Registro 1: sono presenti scene con episodi della vita di Cristo
Registro 2: figura di Profeti (VI secolo circa)
Registro 3: di età bizantina, sono raffigurate le litanie figurative, che si dirigono verso il "porto mistico" che è il Cristo. Il primo dei martiri rappresentati è San Martino di Tour.





L'ultimo registro possiamo definirlo "serie Teodoriciana", i personaggi sono caratterizzati da una sintesi espressiva, di fatto la corte di Teodorico si ispirava a modello tardo romani o orientali (ricordiamo infatti che Ravenna rappresentava una delle capitali dell'impero, faceva infatti parte dell'esarcato, ed è quindi indubbio l'influsso bizantino, che poi si manifestava nell'espressione musiva).








Sempre nel terzo registro, Cristo in trono è posto esattamente come si presentava in trono un imperatore romano d'oriente (da modello costantinopolitano), quindi Cristo si presenta come un imperatore.












Lato sinistro: Devote verso la Madonna

Le espressioni delle donne in processione verso la Madonna, sono espressioni di donne disincantate, il tutto sembra essere posto come in una sorta di paradiso. Da notare l'interessante raffigurazione dei Magi che sono rappresentati con vesti orientali (così come saranno rappresentati a Castelseprio in Santa Maria foris portas), sembrano infatti vestiti come satrapi orientali (parti o persiani).
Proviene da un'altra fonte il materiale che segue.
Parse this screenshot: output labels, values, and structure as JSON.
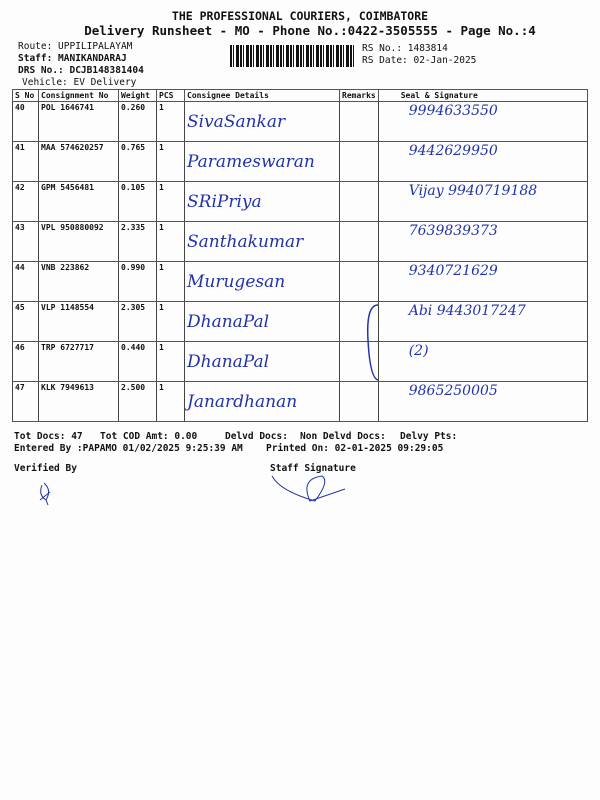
{
  "header": {
    "company": "THE PROFESSIONAL COURIERS, COIMBATORE",
    "title": "Delivery Runsheet - MO - Phone No.:0422-3505555 - Page No.:4",
    "route": "Route: UPPILIPALAYAM",
    "staff": "Staff: MANIKANDARAJ",
    "drs": "DRS No.: DCJB148381404",
    "vehicle": "Vehicle: EV Delivery",
    "rs_no": "RS No.: 1483814",
    "rs_date": "RS Date: 02-Jan-2025"
  },
  "table": {
    "columns": [
      "S No",
      "Consignment No",
      "Weight",
      "PCS",
      "Consignee Details",
      "Remarks",
      "Seal & Signature"
    ],
    "rows": [
      {
        "sno": "40",
        "cn": "POL 1646741",
        "weight": "0.260",
        "pcs": "1",
        "consignee": "SivaSankar",
        "signature": "9994633550"
      },
      {
        "sno": "41",
        "cn": "MAA 574620257",
        "weight": "0.765",
        "pcs": "1",
        "consignee": "Parameswaran",
        "signature": "9442629950"
      },
      {
        "sno": "42",
        "cn": "GPM 5456481",
        "weight": "0.105",
        "pcs": "1",
        "consignee": "SRiPriya",
        "signature": "Vijay 9940719188"
      },
      {
        "sno": "43",
        "cn": "VPL 950880092",
        "weight": "2.335",
        "pcs": "1",
        "consignee": "Santhakumar",
        "signature": "7639839373"
      },
      {
        "sno": "44",
        "cn": "VNB 223862",
        "weight": "0.990",
        "pcs": "1",
        "consignee": "Murugesan",
        "signature": "9340721629"
      },
      {
        "sno": "45",
        "cn": "VLP 1148554",
        "weight": "2.305",
        "pcs": "1",
        "consignee": "DhanaPal",
        "signature": "Abi 9443017247"
      },
      {
        "sno": "46",
        "cn": "TRP 6727717",
        "weight": "0.440",
        "pcs": "1",
        "consignee": "DhanaPal",
        "signature": "(2)"
      },
      {
        "sno": "47",
        "cn": "KLK 7949613",
        "weight": "2.500",
        "pcs": "1",
        "consignee": "Janardhanan",
        "signature": "9865250005"
      }
    ]
  },
  "footer": {
    "tot_docs": "Tot Docs:  47",
    "tot_cod": "Tot COD Amt:    0.00",
    "delvd": "Delvd Docs:",
    "non_delvd": "Non Delvd Docs:",
    "delvy_pts": "Delvy Pts:",
    "entered": "Entered By :PAPAMO 01/02/2025 9:25:39 AM",
    "printed": "Printed On: 02-01-2025 09:29:05",
    "verified": "Verified By",
    "staff_sig": "Staff Signature"
  }
}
Tutte questi figure, sia quelle rappresentate sopra la navata destra che sopra la navata sinistra, sono contraddistinte da una grande ieraticità (caratteristica questa dell'arte bizantina).

Si tratta quindi di raffigurazioni di età e gusto bizantini, ma come possiamo definire la Civiltà Bizantina?
E' bene sottolineare la grande e suprema eleganza e raffinatezza nonché qualità tecnologica del manufatti, inoltre non dimentichiamo che fino al 1453 (ovvero fino a quando Maometto il conquistatore non occupa Costantinopoli) i bizantini si sono considerati gli eredi legittimi dell'impero Romano. E' quindi con questo incipit che una delle caratteristiche Bizantine è la memoria dell'antico.
A Costantinopoli non si è mai dimenticato di essere gli eredi di Greci e Romani, infatti anche per questo i modelli antichi non sono mai morti, nonostante la spiritualizzazione delle forme.

Proprio negli anni di Ravenna verranno poi prodotti capolavori come evangelari (Bizantini), Salteri (come il Salterio di Parigi databile intorno al IX - X secolo).